The winter’s copies were brought out and displayed to the air, to dry away mildew, and the abbot examined them in the brightness of the abbey garden, his weak but loving eyes vigilant for errors, blemishes, anything that might make them unacceptable to clients present or future. (For many books were stored in the abbey’s stone tower library, against the future demand of a world reborn.)

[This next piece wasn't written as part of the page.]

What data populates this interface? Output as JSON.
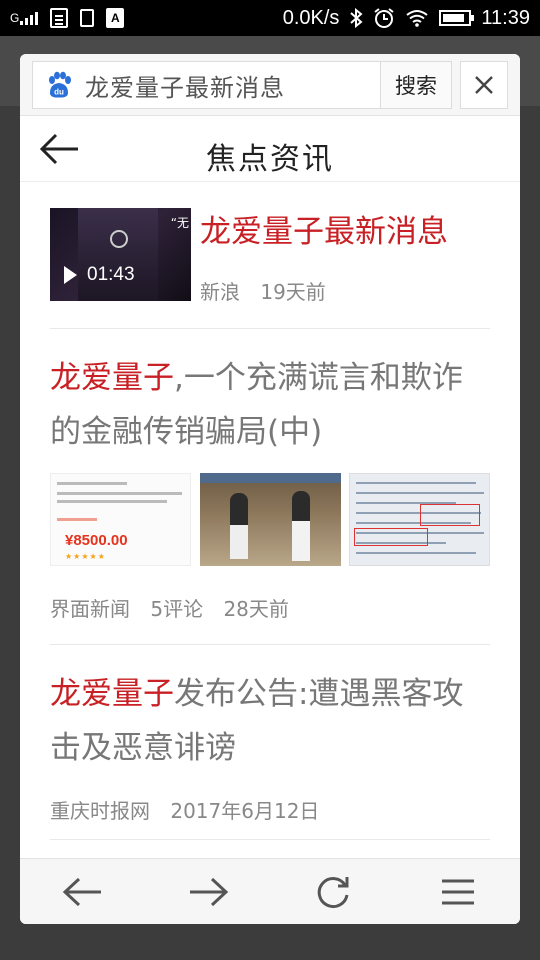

  And so the abbot was the first to discover that one copy in an entire run of manuscripts bore in its margins a scrawled, clumsy, and unsanctioned poem, thus:

  Between the lines

  A bogey walks

  Eight legs, eight eyes.

  Letters will flee

  Ink will be smeared

  Till it be born

  In ash and dread,

  Wolf ’s eye red,

  Seen by the Three;

  Who spare the mite

  That words make flesh

  Five lost, reborn.

  The abbot ordered this abomination pumiced, and yet within hours the ink on the offending page returned, stubborn and bold. The master of copyists stripped the page, carried it to the trash heap outside the stone walls, and burned the offending vellum, intoning prayers of exorcism before spreading its ashes over the bones and offal.

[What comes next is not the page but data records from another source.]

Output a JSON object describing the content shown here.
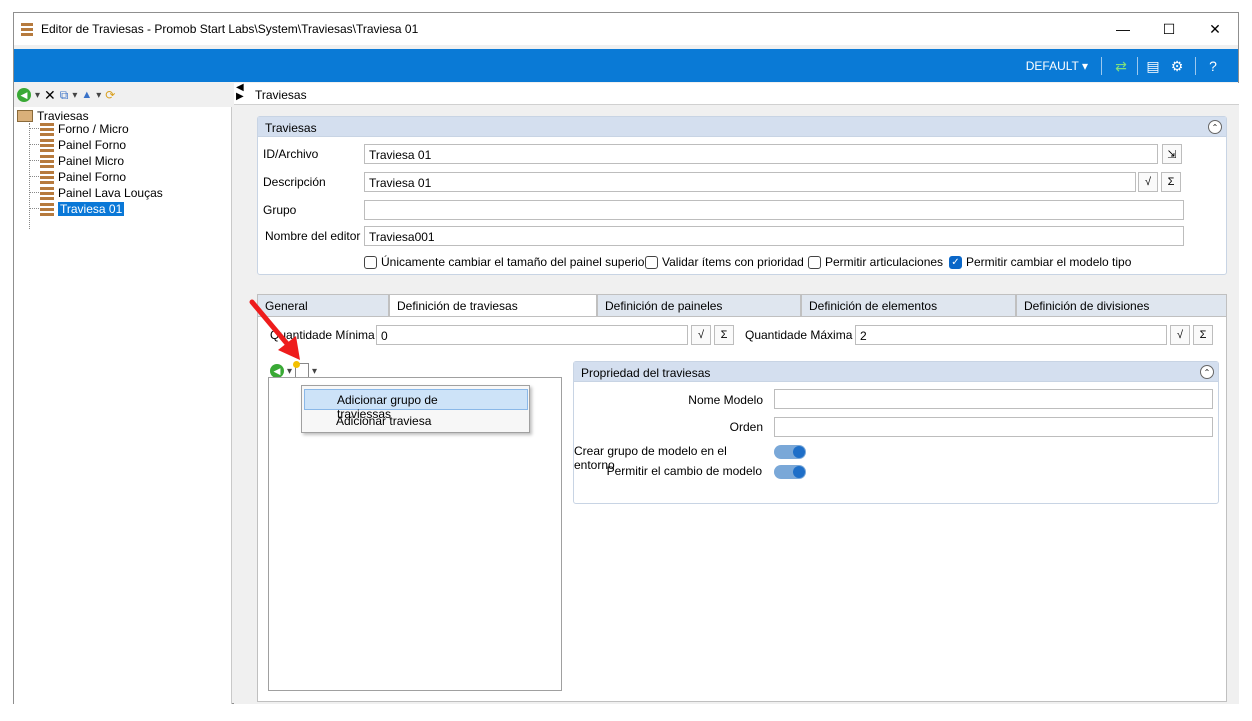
{
  "window": {
    "title": "Editor de Traviesas - Promob Start Labs\\System\\Traviesas\\Traviesa 01",
    "controls": {
      "minimize": "—",
      "maximize": "☐",
      "close": "✕"
    }
  },
  "toolbar": {
    "profile": "DEFAULT ▾",
    "icons": [
      "refresh-icon",
      "panel-icon",
      "settings-icon",
      "help-icon"
    ]
  },
  "tree": {
    "root": "Traviesas",
    "items": [
      "Forno / Micro",
      "Painel Forno",
      "Painel Micro",
      "Painel Forno",
      "Painel Lava Louças",
      "Traviesa 01"
    ],
    "selected_index": 5
  },
  "right": {
    "header": "Traviesas",
    "group_title": "Traviesas",
    "fields": {
      "id_label": "ID/Archivo",
      "id_value": "Traviesa 01",
      "desc_label": "Descripción",
      "desc_value": "Traviesa 01",
      "group_label": "Grupo",
      "group_value": "",
      "editor_label": "Nombre del editor",
      "editor_value": "Traviesa001"
    },
    "checks": [
      {
        "label": "Únicamente cambiar el tamaño del painel superior",
        "checked": false
      },
      {
        "label": "Validar ítems con prioridad",
        "checked": false
      },
      {
        "label": "Permitir articulaciones",
        "checked": false
      },
      {
        "label": "Permitir cambiar el modelo tipo",
        "checked": true
      }
    ],
    "tabs": [
      "General",
      "Definición de traviesas",
      "Definición de paineles",
      "Definición de elementos",
      "Definición de divisiones"
    ],
    "active_tab": 1,
    "qty": {
      "min_label": "Quantidade Mínima",
      "min_value": "0",
      "max_label": "Quantidade Máxima",
      "max_value": "2"
    },
    "menu": [
      "Adicionar grupo de traviessas",
      "Adicionar traviesa"
    ],
    "props": {
      "title": "Propriedad del traviesas",
      "nome_label": "Nome Modelo",
      "nome_value": "",
      "orden_label": "Orden",
      "orden_value": "",
      "crear_label": "Crear grupo de modelo en el entorno",
      "permitir_label": "Permitir el cambio de modelo"
    },
    "sigma": "Σ"
  }
}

  But neither spider nor poem would die. Someone had copied those lines, with subtle variations, on scraps of vellum and wood and even on shards of pottery, no one knew how many times, and pressed them into the chinks between the abbey stones and elsewhere. In old structures and homes across the island the copies would continue to be found, now and again, until the Vikings arrived. But before the Vikings, manuscripts from Iona became less and less trustworthy, until copying was stopped and all newer copies were either burned or stored under lock and key, for none could be sure that all copies back to the beginning were not tainted, the minds of even expert readers being imperfect to the task of total recall of so many pages.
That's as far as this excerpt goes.